Following the team's abject showing in the Bahrain Grand Prix in Sakhir just under a fortnight ago – finishing last and last-but one in the desert kingdom – Nick Heidfeld ordered BMW-Sauber to 'get its act together now'. On the basis of his and team-mate Robert Kubica's opinions on practice in Barcelona, it has done.
Aside from Heidfeld's opportunistic if largely fortuitous second place finish in the rain-shortened Malaysian Grand Prix in Sepang, and Kubica's challenge for the runner-up laurels in the 2009 curtain-raiser in Australia – a challenge that would ultimately end in tears – there have been slim pickings indeed for the Bavarian outfit thus far this year in Formula 1.
Having expected – and been expected by others – to battle it out for title glory in this, its fourth season in the top flight as a manufacturer in its own right, it has been a crushingly disappointing start to proceedings for BMW, and one that left Heidfeld musing after Bahrain that he 'would wonder very much if people were smiling' within the squad as the team failed to introduce any aerodynamic updates at all to its underperforming F1.09 over the opening four 'flyaway' races.
There are, however, significant modifications for the Spanish Grand Prix this weekend – the beginning of the long European leg of the campaign – with a completely new front nose section, sidepods and rear wing, as well as changes to the front wing, engine cover and diffuser.
Though Kubica and Heidfeld wound up respectively just ninth and 14th-quickest at the close of the opening day around the Circuit de Catalunya, both were adamant that the timesheets masked the true improvements that have been made – and third and fourth in the morning running was certainly a welcome shot in the arm.
“It was a special Friday,” affirmed Kubica, “because we have a lot of new aerodynamic parts on the car.

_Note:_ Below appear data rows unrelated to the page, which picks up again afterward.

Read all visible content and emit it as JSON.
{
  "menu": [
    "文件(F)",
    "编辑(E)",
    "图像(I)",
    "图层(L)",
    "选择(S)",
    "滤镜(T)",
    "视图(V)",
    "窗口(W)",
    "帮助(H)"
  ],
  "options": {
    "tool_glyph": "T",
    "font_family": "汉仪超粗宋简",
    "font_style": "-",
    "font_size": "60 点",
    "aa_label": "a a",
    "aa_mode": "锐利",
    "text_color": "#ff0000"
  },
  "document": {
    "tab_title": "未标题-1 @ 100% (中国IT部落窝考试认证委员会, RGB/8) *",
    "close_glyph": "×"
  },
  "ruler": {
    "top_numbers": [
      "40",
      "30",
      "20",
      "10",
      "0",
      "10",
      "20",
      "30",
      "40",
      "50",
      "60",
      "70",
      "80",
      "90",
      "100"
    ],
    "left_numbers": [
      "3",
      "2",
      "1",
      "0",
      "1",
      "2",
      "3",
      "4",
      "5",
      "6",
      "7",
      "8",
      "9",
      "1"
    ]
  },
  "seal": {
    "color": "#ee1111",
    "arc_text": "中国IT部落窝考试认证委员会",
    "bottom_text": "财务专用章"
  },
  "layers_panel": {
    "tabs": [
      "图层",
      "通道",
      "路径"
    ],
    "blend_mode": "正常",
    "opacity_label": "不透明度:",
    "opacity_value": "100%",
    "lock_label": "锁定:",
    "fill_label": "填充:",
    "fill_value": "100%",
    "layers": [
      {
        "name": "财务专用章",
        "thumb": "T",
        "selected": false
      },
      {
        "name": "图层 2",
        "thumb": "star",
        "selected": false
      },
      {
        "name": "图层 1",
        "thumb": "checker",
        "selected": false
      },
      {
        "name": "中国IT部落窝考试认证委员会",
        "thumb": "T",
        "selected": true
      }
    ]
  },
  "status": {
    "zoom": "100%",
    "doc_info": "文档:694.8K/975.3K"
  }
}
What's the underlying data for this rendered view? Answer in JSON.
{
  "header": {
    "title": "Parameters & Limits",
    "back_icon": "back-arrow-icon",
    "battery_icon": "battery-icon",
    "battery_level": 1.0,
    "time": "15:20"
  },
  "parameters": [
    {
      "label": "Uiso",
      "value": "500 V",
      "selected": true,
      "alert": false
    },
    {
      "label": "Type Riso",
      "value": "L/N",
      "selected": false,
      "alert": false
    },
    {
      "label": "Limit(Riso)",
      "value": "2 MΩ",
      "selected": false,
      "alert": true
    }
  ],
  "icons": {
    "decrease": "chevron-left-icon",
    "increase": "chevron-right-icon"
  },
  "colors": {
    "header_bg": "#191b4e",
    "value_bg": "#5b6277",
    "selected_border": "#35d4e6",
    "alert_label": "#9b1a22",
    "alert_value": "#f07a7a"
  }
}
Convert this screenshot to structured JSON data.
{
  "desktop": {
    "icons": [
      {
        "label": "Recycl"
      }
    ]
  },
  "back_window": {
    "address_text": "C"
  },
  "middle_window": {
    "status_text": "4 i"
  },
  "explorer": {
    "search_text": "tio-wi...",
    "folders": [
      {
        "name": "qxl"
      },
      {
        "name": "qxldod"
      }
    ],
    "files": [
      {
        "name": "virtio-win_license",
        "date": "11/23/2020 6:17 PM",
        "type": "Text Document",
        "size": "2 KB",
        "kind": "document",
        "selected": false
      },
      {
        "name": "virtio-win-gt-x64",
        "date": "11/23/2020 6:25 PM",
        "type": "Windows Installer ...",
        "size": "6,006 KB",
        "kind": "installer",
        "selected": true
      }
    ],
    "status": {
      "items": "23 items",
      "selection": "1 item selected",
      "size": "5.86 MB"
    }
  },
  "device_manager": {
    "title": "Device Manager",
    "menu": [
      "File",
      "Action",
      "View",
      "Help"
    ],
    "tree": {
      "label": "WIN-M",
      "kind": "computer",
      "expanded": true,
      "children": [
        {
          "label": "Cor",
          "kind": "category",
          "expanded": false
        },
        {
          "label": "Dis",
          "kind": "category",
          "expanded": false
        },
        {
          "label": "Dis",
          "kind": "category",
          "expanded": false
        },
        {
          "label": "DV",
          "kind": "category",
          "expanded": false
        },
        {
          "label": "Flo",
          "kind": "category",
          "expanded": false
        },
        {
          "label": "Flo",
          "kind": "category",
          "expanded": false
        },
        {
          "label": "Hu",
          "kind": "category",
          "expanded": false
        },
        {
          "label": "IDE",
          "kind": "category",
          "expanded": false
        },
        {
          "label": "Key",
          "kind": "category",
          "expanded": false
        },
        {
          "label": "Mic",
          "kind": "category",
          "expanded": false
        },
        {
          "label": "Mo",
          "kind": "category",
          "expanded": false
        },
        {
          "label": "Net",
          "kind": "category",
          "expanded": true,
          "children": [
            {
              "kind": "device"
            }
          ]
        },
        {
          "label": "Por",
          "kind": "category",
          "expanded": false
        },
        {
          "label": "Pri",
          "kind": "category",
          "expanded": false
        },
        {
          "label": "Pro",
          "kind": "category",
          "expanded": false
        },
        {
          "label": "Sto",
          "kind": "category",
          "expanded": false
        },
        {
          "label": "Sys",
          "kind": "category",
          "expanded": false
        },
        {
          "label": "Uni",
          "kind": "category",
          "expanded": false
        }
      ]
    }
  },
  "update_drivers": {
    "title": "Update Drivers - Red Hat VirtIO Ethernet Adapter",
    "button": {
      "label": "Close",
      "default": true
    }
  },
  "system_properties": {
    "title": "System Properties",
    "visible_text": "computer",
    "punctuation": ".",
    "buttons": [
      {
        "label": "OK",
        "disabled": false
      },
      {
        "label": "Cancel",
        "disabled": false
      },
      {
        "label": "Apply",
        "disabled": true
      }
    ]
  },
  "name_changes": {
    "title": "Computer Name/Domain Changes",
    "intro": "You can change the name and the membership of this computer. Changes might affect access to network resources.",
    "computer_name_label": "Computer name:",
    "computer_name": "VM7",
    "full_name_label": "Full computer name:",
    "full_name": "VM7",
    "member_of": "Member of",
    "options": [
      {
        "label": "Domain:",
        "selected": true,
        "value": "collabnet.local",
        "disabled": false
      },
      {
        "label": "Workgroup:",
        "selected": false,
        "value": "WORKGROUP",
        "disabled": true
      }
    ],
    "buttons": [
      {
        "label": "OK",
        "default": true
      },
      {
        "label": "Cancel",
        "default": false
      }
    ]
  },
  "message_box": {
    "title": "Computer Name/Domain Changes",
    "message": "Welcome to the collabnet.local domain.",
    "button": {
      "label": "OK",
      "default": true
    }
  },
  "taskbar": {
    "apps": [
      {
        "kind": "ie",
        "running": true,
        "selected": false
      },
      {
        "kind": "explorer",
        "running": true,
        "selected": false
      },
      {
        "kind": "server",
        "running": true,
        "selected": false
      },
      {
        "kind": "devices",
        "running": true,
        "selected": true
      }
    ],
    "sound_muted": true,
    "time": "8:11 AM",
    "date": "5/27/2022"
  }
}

We spent quite some time working on the set-up and tried different things. We have to analyse the data so we can exploit the potential of the car to its maximum. In addition, as usual on the Friday, we compared the two tyre compounds, but it was very soon obvious that the 'option' specification gives better performance.”
“Unfortunately I lost some time in the morning when we had a couple of problems during the first free practice session,” rued Heidfeld. “Only at the end was I able to work properly on the programme. That was a shame because with such a new package and, for me, driving the car for the first time without KERS (Kinetic Energy Recovery Systems), track time is especially important. Considering the small amount of mileage from the morning, we made quite good progress when preparing the car for the second session, and I think there is room for more improvement.”
With chief rivals McLaren-Mercedes, Ferrari and Renault all showing signs of taking a leap up the pecking order, the urgency in the situation for BMW to do likewise cannot be underestimated – but the Munich and Hinwil-based concern's head of engineering Willy Rampf is optimistic that a real 'step forward' has indeed been made.
“We have come to Barcelona with a comprehensive aerodynamic package,” the German explained. “To find a basic set-up was Friday's main task. A first evaluation of the aero data shows we made a step forward. Now we are curious about the first real comparison in Saturday's qualifying to see where we really stand in relation to the competitors. Because of a brake problem Nick completed less laps in the morning than planned. As usual we concentrated on race preparation.”